Manchmal tut Mama mir leid, und ich wünsche mir, dass sie asap jemanden findet. Einige ihrer männlichen Kunden tuscheln über ihre «schönen Beine» und ihren «geilen Arsch», aber keiner scheint daran interessiert zu sein, einen Schritt weiterzugehen. Nur drei haben in den letzten fünf Jahren mehr von ihr gewollt. Die ersten beiden lösten sich nach wenigen Tagen wieder in Luft auf. Aber während ihrer Super Bowls mit Mama schenkten sie ihr Ohrringe, Panties oder zu kleine Schuhe. Von morgens bis abends setzte sie ein falsches Lächeln auf, trug Lidschatten, roten Lippenstift und figurbetonte Kleider, um wie Ende zwanzig auszusehen.
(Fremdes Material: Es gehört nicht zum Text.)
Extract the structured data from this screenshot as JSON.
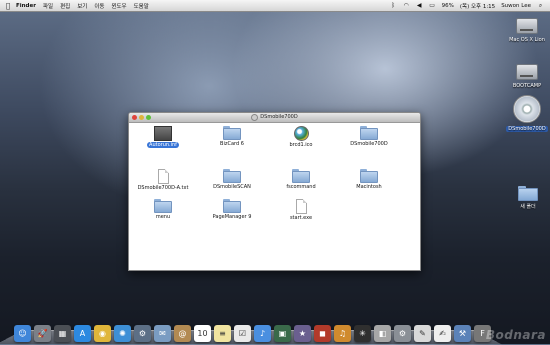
{
  "menubar": {
    "apple": "",
    "app_name": "Finder",
    "menus": [
      "파일",
      "편집",
      "보기",
      "이동",
      "윈도우",
      "도움말"
    ],
    "right": {
      "battery_pct": "96%",
      "clock": "(목) 오후 1:15",
      "user": "Suwon Lee"
    }
  },
  "desktop_icons": [
    {
      "label": "Mac OS X Lion",
      "icon": "hard-drive-icon"
    },
    {
      "label": "BOOTCAMP",
      "icon": "hard-drive-icon"
    },
    {
      "label": "DSmobile700D",
      "icon": "disc-icon"
    },
    {
      "label": "새 폴더",
      "icon": "folder-icon"
    }
  ],
  "window": {
    "title": "DSmobile700D",
    "items": [
      {
        "name": "Autorun.inf",
        "icon": "inf-file-icon",
        "selected": true
      },
      {
        "name": "BizCard 6",
        "icon": "folder-icon"
      },
      {
        "name": "brcd1.ico",
        "icon": "ico-file-icon"
      },
      {
        "name": "DSmobile700D",
        "icon": "folder-icon"
      },
      {
        "name": "DSmobile700D-A.txt",
        "icon": "document-icon"
      },
      {
        "name": "DSmobileSCAN",
        "icon": "folder-icon"
      },
      {
        "name": "fscommand",
        "icon": "folder-icon"
      },
      {
        "name": "Macintosh",
        "icon": "folder-icon"
      },
      {
        "name": "menu",
        "icon": "folder-icon"
      },
      {
        "name": "PageManager 9",
        "icon": "folder-icon"
      },
      {
        "name": "start.exe",
        "icon": "document-icon"
      }
    ]
  },
  "dock": {
    "items": [
      {
        "name": "finder",
        "color": "#3f86d9",
        "glyph": "☺"
      },
      {
        "name": "launchpad",
        "color": "#7b8088",
        "glyph": "🚀"
      },
      {
        "name": "mission-control",
        "color": "#4b4f55",
        "glyph": "▦"
      },
      {
        "name": "app-store",
        "color": "#2c89e0",
        "glyph": "A"
      },
      {
        "name": "chrome",
        "color": "#e0b63a",
        "glyph": "◉"
      },
      {
        "name": "safari",
        "color": "#3d8fd6",
        "glyph": "✺"
      },
      {
        "name": "system-utility",
        "color": "#5c6f86",
        "glyph": "⚙"
      },
      {
        "name": "mail",
        "color": "#7a9cc2",
        "glyph": "✉"
      },
      {
        "name": "address-book",
        "color": "#b38a52",
        "glyph": "@"
      },
      {
        "name": "calendar",
        "color": "#ffffff",
        "glyph": "10"
      },
      {
        "name": "notes",
        "color": "#f1e4a0",
        "glyph": "≡"
      },
      {
        "name": "reminders",
        "color": "#e9e9e9",
        "glyph": "☑"
      },
      {
        "name": "itunes",
        "color": "#4a8fe0",
        "glyph": "♪"
      },
      {
        "name": "iphoto",
        "color": "#3a6a4a",
        "glyph": "▣"
      },
      {
        "name": "imovie",
        "color": "#6a5f8f",
        "glyph": "★"
      },
      {
        "name": "photo-booth",
        "color": "#b23a2a",
        "glyph": "◼"
      },
      {
        "name": "garageband",
        "color": "#d08a2e",
        "glyph": "♫"
      },
      {
        "name": "aperture",
        "color": "#2f2f2f",
        "glyph": "✳"
      },
      {
        "name": "preview",
        "color": "#a7a7a7",
        "glyph": "◧"
      },
      {
        "name": "system-preferences",
        "color": "#8a8f96",
        "glyph": "⚙"
      },
      {
        "name": "script-editor",
        "color": "#d9d9d9",
        "glyph": "✎"
      },
      {
        "name": "textedit",
        "color": "#efefef",
        "glyph": "✍"
      },
      {
        "name": "utilities",
        "color": "#5b82b8",
        "glyph": "⚒"
      },
      {
        "name": "font-book",
        "color": "#777777",
        "glyph": "F"
      }
    ]
  },
  "watermark": "Bodnara"
}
Doch als die Männer weg waren, wurde sie wieder zu der seufzenden, ungeschminkten, angegrauten Frau, die sie ist.

Nur Mr Cosmas war anders. Er war Fotograf wie Mama. Seine Frau war einige Jahre zuvor gestorben. Er kam oft in ihr Studio, und Mama und er unterhielten sich stundenlang über Objektive, Kamerazubehör und die Vorzüge von Film gegenüber der digitalen Fotografie. Er sagte, Mama wäre die beste Fotografin, der er je begegnet sei.
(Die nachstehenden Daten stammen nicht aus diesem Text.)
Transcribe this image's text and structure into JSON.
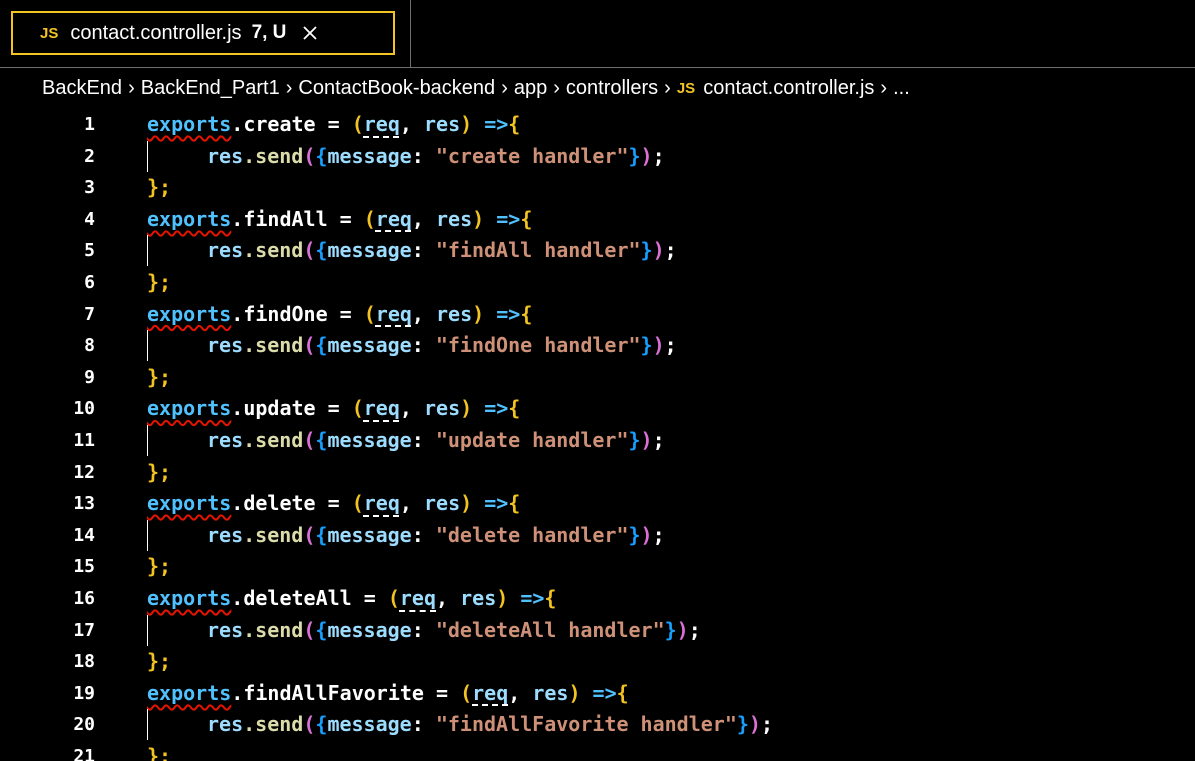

Aus irgendeinem Grund lehnte es Mama ab, sich für ihn zu schminken, die Haare zu färben oder enge Kleider anzuziehen. Mr Cosmas besuchte sie trotzdem weiter. Sie aßen zusammen Popcorn, erzählten sich Witze, und Mama lachte viel und sah tatsächlich aus wie ein Mädchen in den Zwanzigern. Sie roch nicht mehr muffig, in ihrem Essen tauchten spektakuläre neue Aromen auf, und abends sang sie Whitney Houston. Wochen später, Mr Cosmas war noch immer nicht verschwunden, lud sie ihn zu uns nach Hause ein. Er schenkte mir Bücher und Fußballtrikots, wir redeten über Messi und Ronaldo.

Alles änderte sich an dem Abend, als sie ihn mit in ihr Schlafzimmer nahm. Es dauerte höchstens fünf Minuten. Er kam aus dem Zimmer, verließ das Haus, und seitdem habe ich ihn nicht mehr gesehen.

In den ersten Tagen nach Mr Cosmas’ Abgang ging Mama nicht in ihr Studio. Sie blieb den ganzen Tag im Bett, und ich machte Feuer, kochte Frühstück und Abendessen, brachte es ihr ans Bett. Ein paarmal fragte ich sie, was zwischen ihnen vorgefallen war, aber natürlich erzählte sie mir nichts. Vielleicht hatte sie ihm von dem verpfuschten Kaiserschnitt erzählt.

Mama gibt getrocknete Chilis in die Suppe. Rührt im Uhrzeigersinn, dann andersrum. Sie lächelt mich an.

«Riecht total lecker, Ma», sage ich.

«Danke», sagt sie.

«Ich wünschte, ich könnte so gut kochen wie du.»

«Wirklich? Willst du nicht versuchen, noch besser zu sein?»

«Aber Ma, ich will doch kein Profikoch werden.»

«Darum geht es nicht.»

«Sondern?»

«Du musst ein toller Koch werden, damit du Fatima, oder welches Mädchen du auch immer heiratest, mit schmackhaftem Essen verwöhnen kannst.»

«Sehr witzig, Ma.»

«Findest du? Mir wäre es nun mal lieber, du bist der Koch in der Familie. Und nicht deine Frau.»

«Wirklich?»

«Natürlich. Wir Frauen sind keine Dienerinnen oder Sklavinnen mehr. Die Zeiten sind vorbei.»

«Aber kochen ist doch keine Sklavenarbeit.»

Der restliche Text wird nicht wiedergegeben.